FOR people surrounded by water, we Filipinos do not seem to appreciate rivers, lakes, or even the sea. And yet, those natural resources may hold the key to the solutions of so many of our problems.
Take traffic congestion in Metro Manila, for instance. A recent Japanese study estimated that its economic cost at about P2.4 billion a day. In a year, that adds up to P576 billion, which is P176 billion more than the 2014 infrastructure budget. One solution, which the Aquino government is pursuing of late, is to build more roads. The downside is that construction work worsens the congestion in the short term. Even after the projects’ completion, the Philippines will still lag far behind in infrastructure development relative to other Asean countries – and in meeting the actual domestic needs for more roads. Worse, the rail system has further deteriorated under the present government.

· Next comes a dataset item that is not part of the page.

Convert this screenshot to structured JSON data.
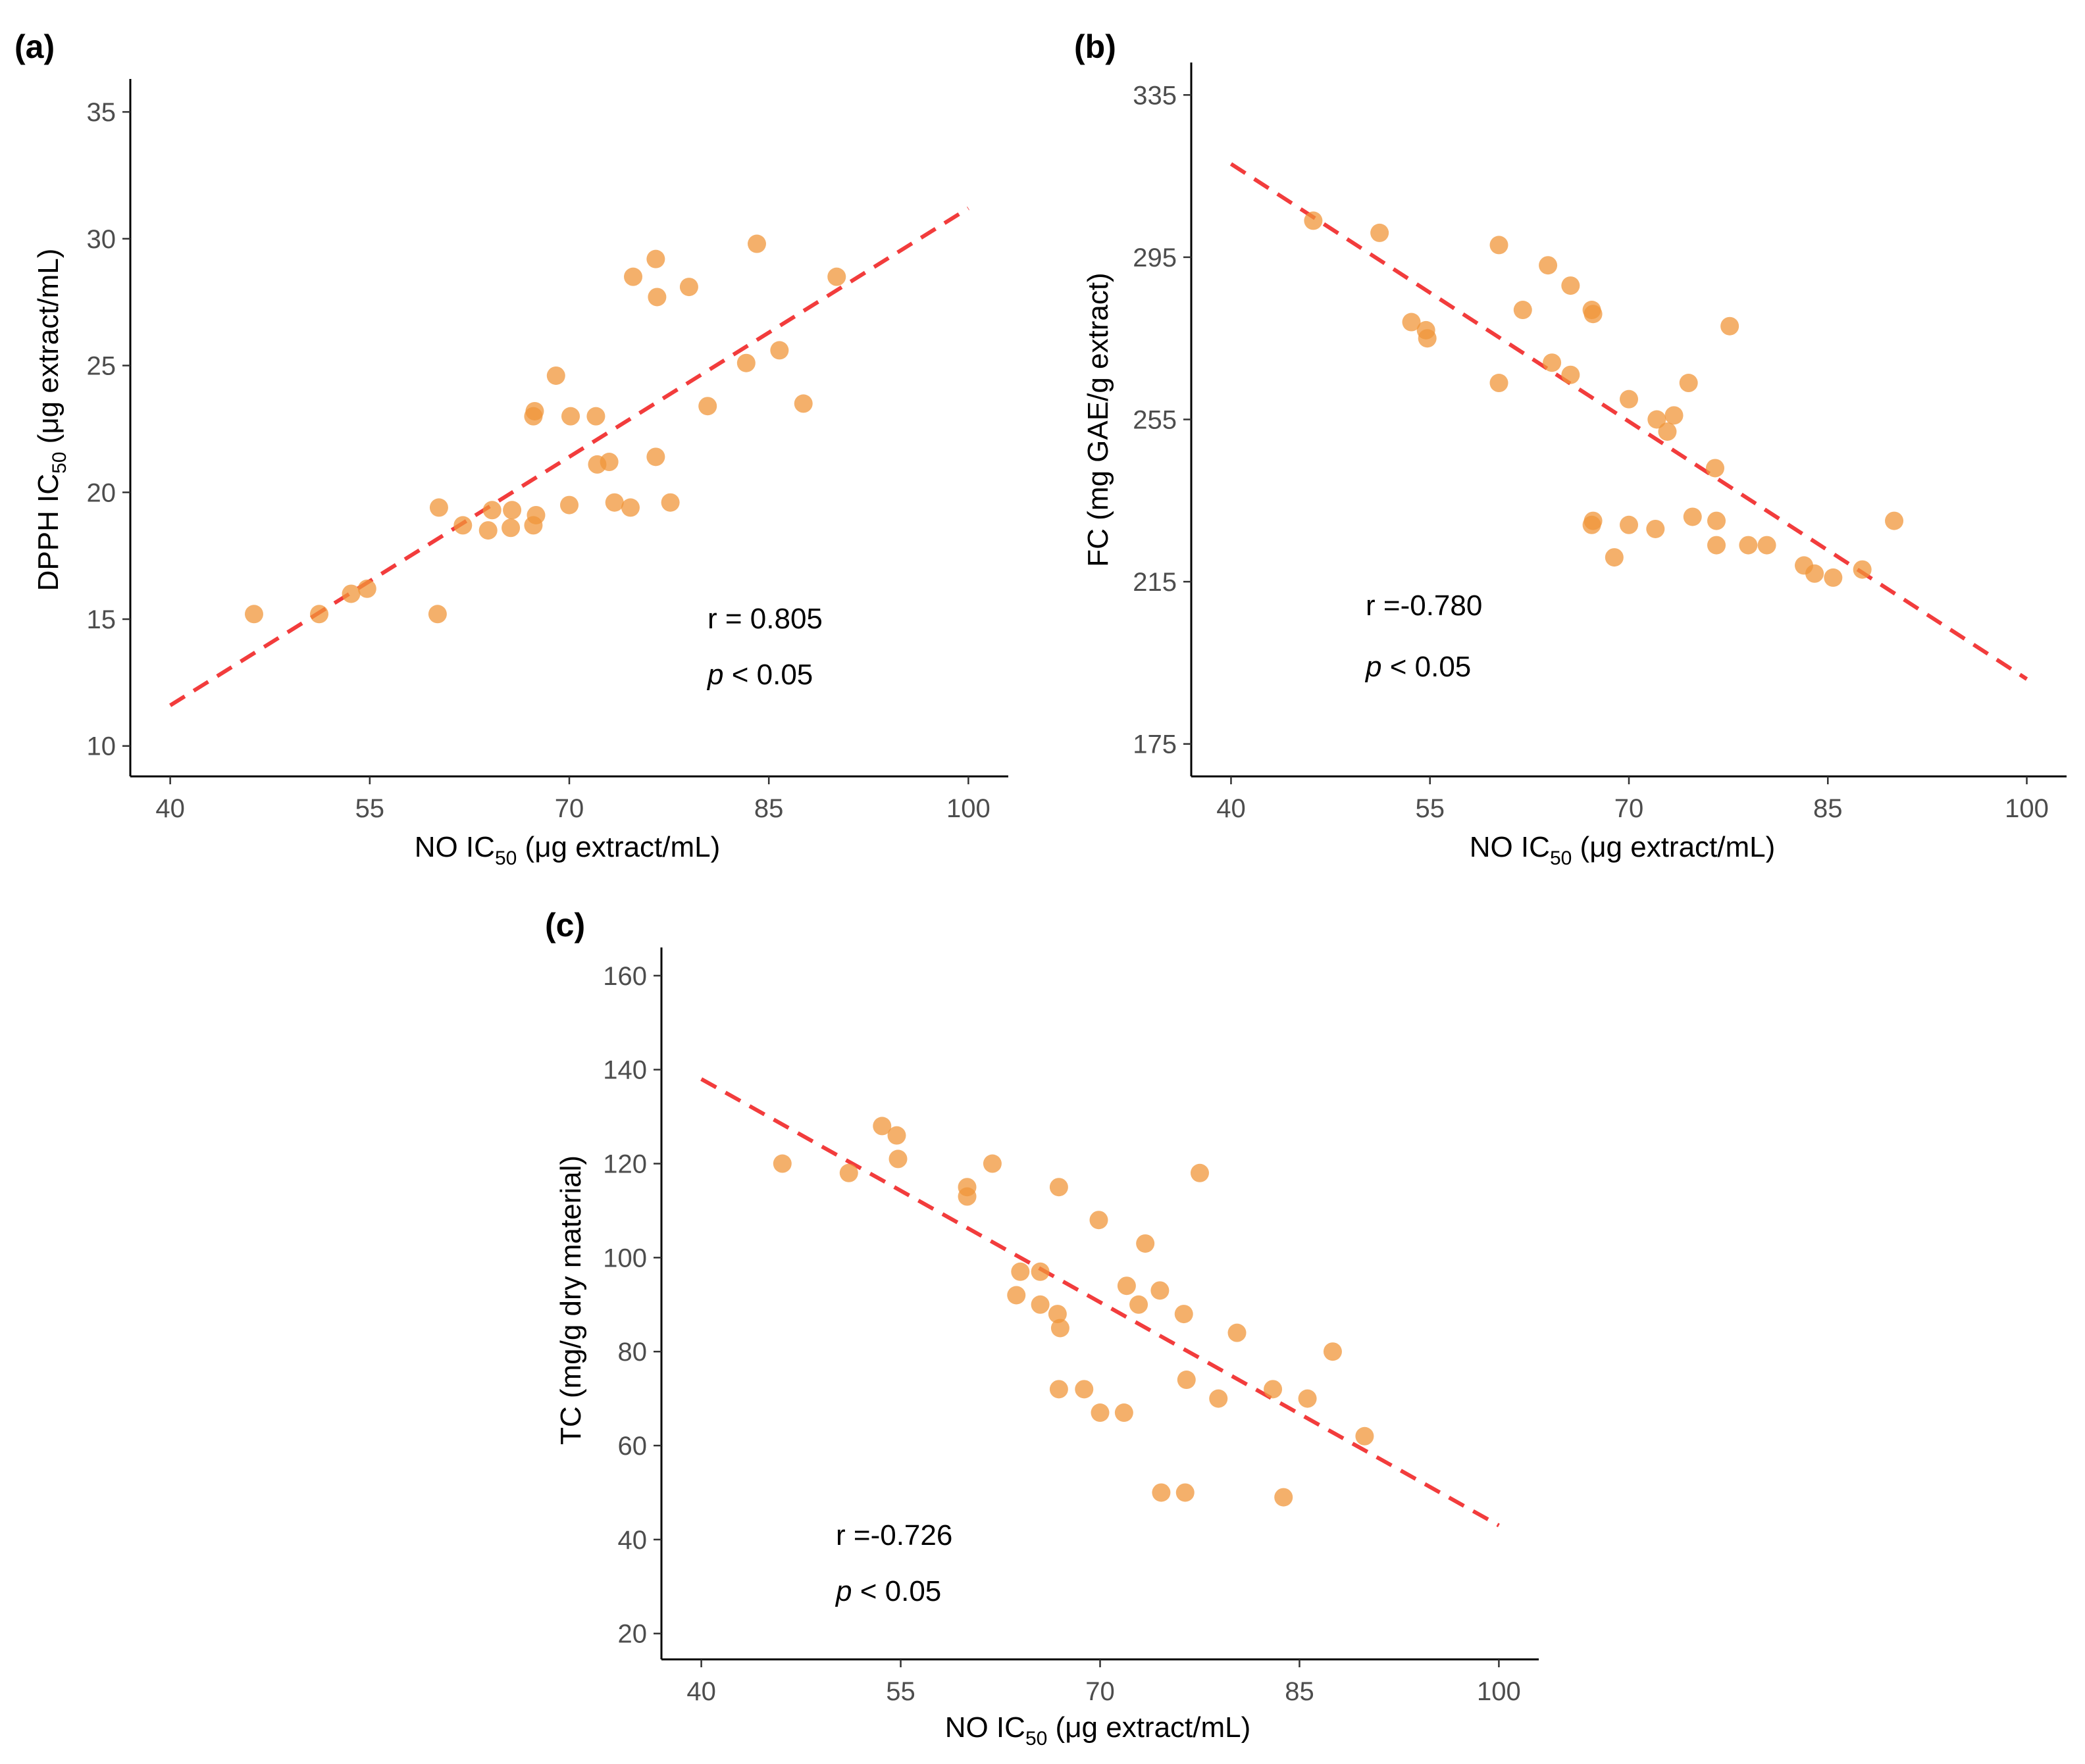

All of the government’s efforts to ease traffic congestion have not amounted to much. To its credit, the government did try to revive the Pasig River ferry, but to date that pursuit has not taken off. What a shame.
If developed well, the Pasig River could be another EDSA. The river is longer than that major thoroughfare, about 25 kilometers versus EDSA’s 23.8 kilometers. Also like EDSA, the Pasig River cuts through the heart of the metropolis, including the core business and financial venue, Makati City.
Actually, using the Pasig River for transport is not a new concept. Many have forgotten that before the urbanization of Manila, the river served as a major means of transportation for the capital city.
We also should remember that the Pasig River connects to two important bodies of water – Manila Bay at its mouth and Laguna de Bay at its source. Again if the Pasig is developed, people and cargo could be shipped to and from Metro Manila and the lakeshore towns in Rizal and Laguna. The lake’s shoreline is about 220 kilometers. Just imagine the cost of building a road that long.
On the other end, Manila Bay has a coastline about 190 kilometers. By ferry from the Pasig River, it would be possible to go from Manila to the coastal towns in Cavite, Bulacan, Pampanga, and Bataan.
Of course, the reality is far more complex. Pasig River and Laguna de Bay are heavily silted in many parts, and that limits their use in transportation. Resolving this issue not only requires the relocation of countless illegal settlers along the river banks, but also the replanting of denuded mountains and other areas to stop dumping further soil erosion into the lake. Moreover, developing water highways will require the construction of ports for passengers and cargo. Huge investments will be needed to build and manage the ferries and other vessels that will ply these bodies of water.
Still, the potential benefits are enormous. The positives may be even greater once we start thinking of other things to do with these natural resources. For instance, Pasig River and Laguna de Bay can also be developed for tourism. Also, they can be tapped for recreational activities, such as sailing and many other water sports.
Of course, we should not forget the basics. Laguna de Bay, in particular, can be an important source of fresh drinking water for Metro Manila and nearby provinces. If revived, the Pasig River and Manila Bay could be a boon to the fishing industry. And if cleaned, the tributaries and estuaries could mitigate flooding in Metro Manila.
These and the other potential benefits mentioned earlier could be realized only if we stop treating our bodies of water as moats and as public toilets.